The initialization of unsigned a with an out-of-range int value causes a conversion that is effectively a "mod" UINTMAX+1:

... if the new type is unsigned, the value is converted by repeatedly adding or subtracting one more than the maximum value that can be represented in the new type until the value is in the range of the new type. C17 § 6.3.1.3 2

unsigned int a = -1;
// `a` has the value of UINTMAX (typically 4294967295)  

---

I predicted the result would be a> b, because the value of a would be 4294967295

a does have the value of 4,294,967,295, but so does b.

When two objects are compared that differ in type, one is converted. In this case, the int -1 is converted to unsigned with the same result as above: UINTMAX.

int b = -1;
// Same as `a<(unsigned)b` or `a<UINTMAX` which is false.
if (a<b)

---

Result of OP's if chain is printf("a=b");

Answer 5

The word unsigned denotes exactly what it means. That is in this declaration

unsigned int a = -1;

the variable a has unsigned integer type that means the range of values that can be stored in the variable is [0, UINT_MAX].

The initializer -1 is implicitly converted to the type of the initialized object by propagating the sign bit (if required) for the two's complement internal representation of integers.

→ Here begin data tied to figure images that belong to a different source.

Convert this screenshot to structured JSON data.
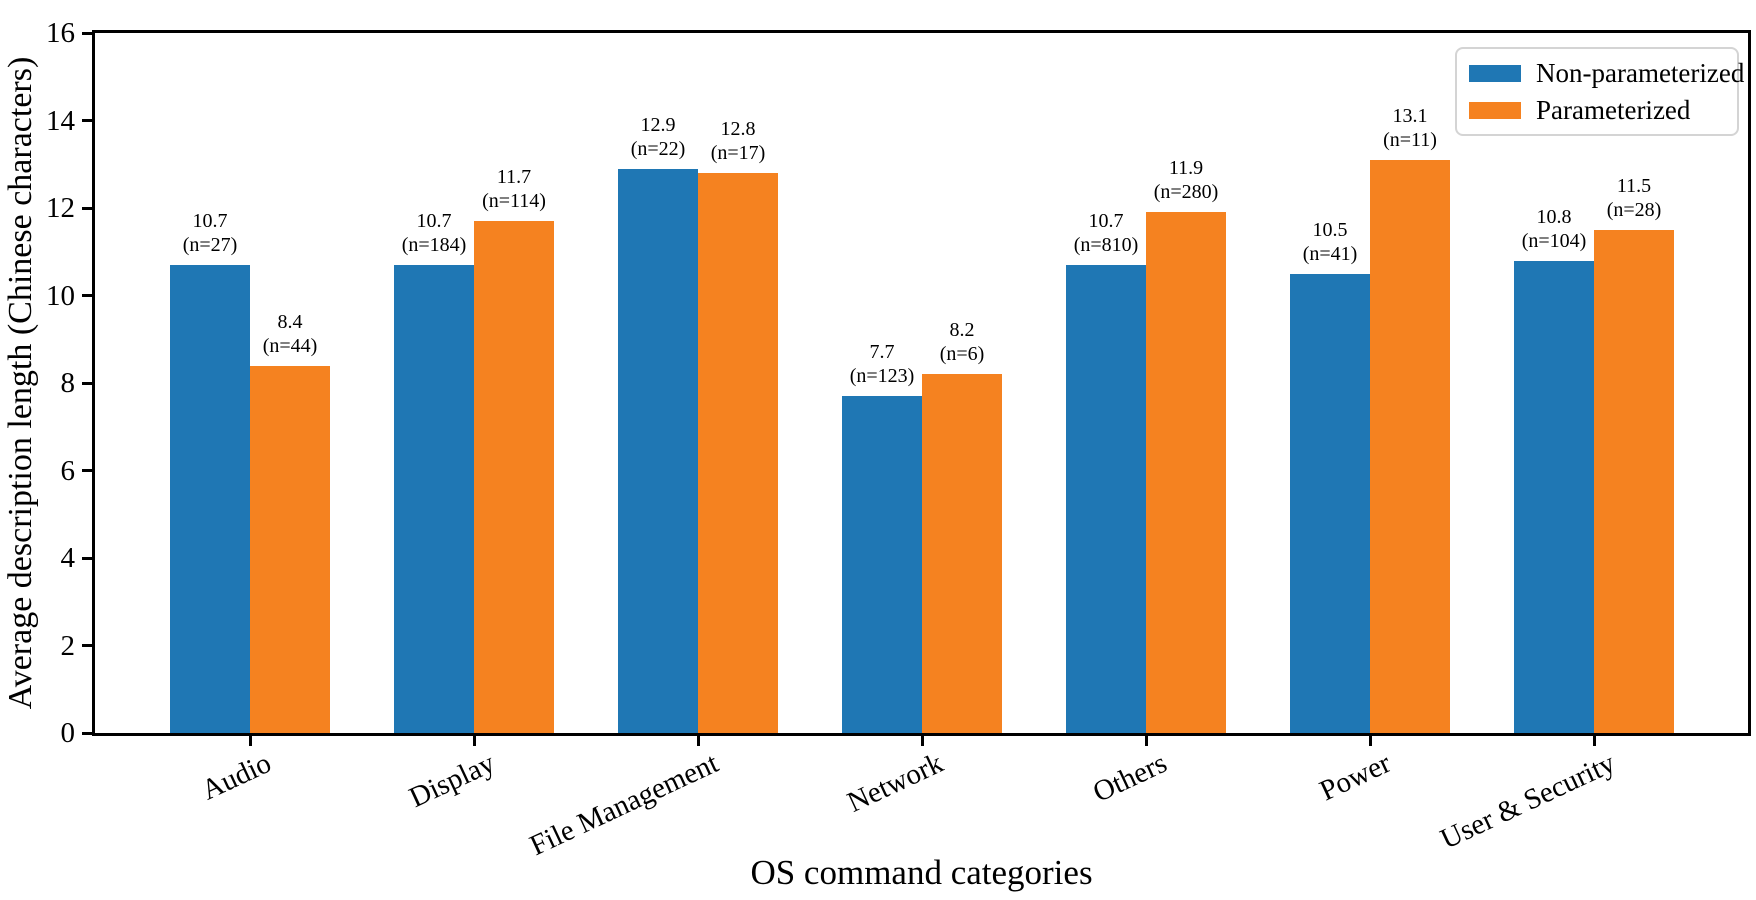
{
  "chart_data": {
    "type": "bar",
    "title": "",
    "xlabel": "OS command categories",
    "ylabel": "Average description length (Chinese characters)",
    "categories": [
      "Audio",
      "Display",
      "File Management",
      "Network",
      "Others",
      "Power",
      "User & Security"
    ],
    "series": [
      {
        "name": "Non-parameterized",
        "color": "#1f77b4",
        "values": [
          10.7,
          10.7,
          12.9,
          7.7,
          10.7,
          10.5,
          10.8
        ],
        "counts": [
          27,
          184,
          22,
          123,
          810,
          41,
          104
        ]
      },
      {
        "name": "Parameterized",
        "color": "#f58220",
        "values": [
          8.4,
          11.7,
          12.8,
          8.2,
          11.9,
          13.1,
          11.5
        ],
        "counts": [
          44,
          114,
          17,
          6,
          280,
          11,
          28
        ]
      }
    ],
    "annotations": {
      "non_parameterized": [
        "10.7\n(n=27)",
        "10.7\n(n=184)",
        "12.9\n(n=22)",
        "7.7\n(n=123)",
        "10.7\n(n=810)",
        "10.5\n(n=41)",
        "10.8\n(n=104)"
      ],
      "parameterized": [
        "8.4\n(n=44)",
        "11.7\n(n=114)",
        "12.8\n(n=17)",
        "8.2\n(n=6)",
        "11.9\n(n=280)",
        "13.1\n(n=11)",
        "11.5\n(n=28)"
      ]
    },
    "ylim": [
      0,
      16
    ],
    "yticks": [
      0,
      2,
      4,
      6,
      8,
      10,
      12,
      14,
      16
    ],
    "grid": false,
    "legend_position": "upper right",
    "axis_color": "#000000",
    "background_color": "#ffffff"
  }
}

As a result as all bits are set the value of the expression (unsigned int )-1 is the maximum value for the type unsigned int.

In conditions like the condition in this if statement

if (a<b)

the common type of operands is deduced. Due to the usual arithmetic conversions as the variables a and b have the same conversion rank then the object b of the type int is converted to the type unsigned int.

And in fact there are compared ( unsigned int )-1 with ( unsigned int )-1 that are equal each other expressions.

From the C Standard (6.3.1.8 Usual arithmetic conversions)

Otherwise, if the operand that has unsigned integer type has rank greater or equal to the rank of the type of the other operand, then the operand with signed integer type is converted to the type of the operand with unsigned integer type.

The ranks of the types unsigned int and int are the same.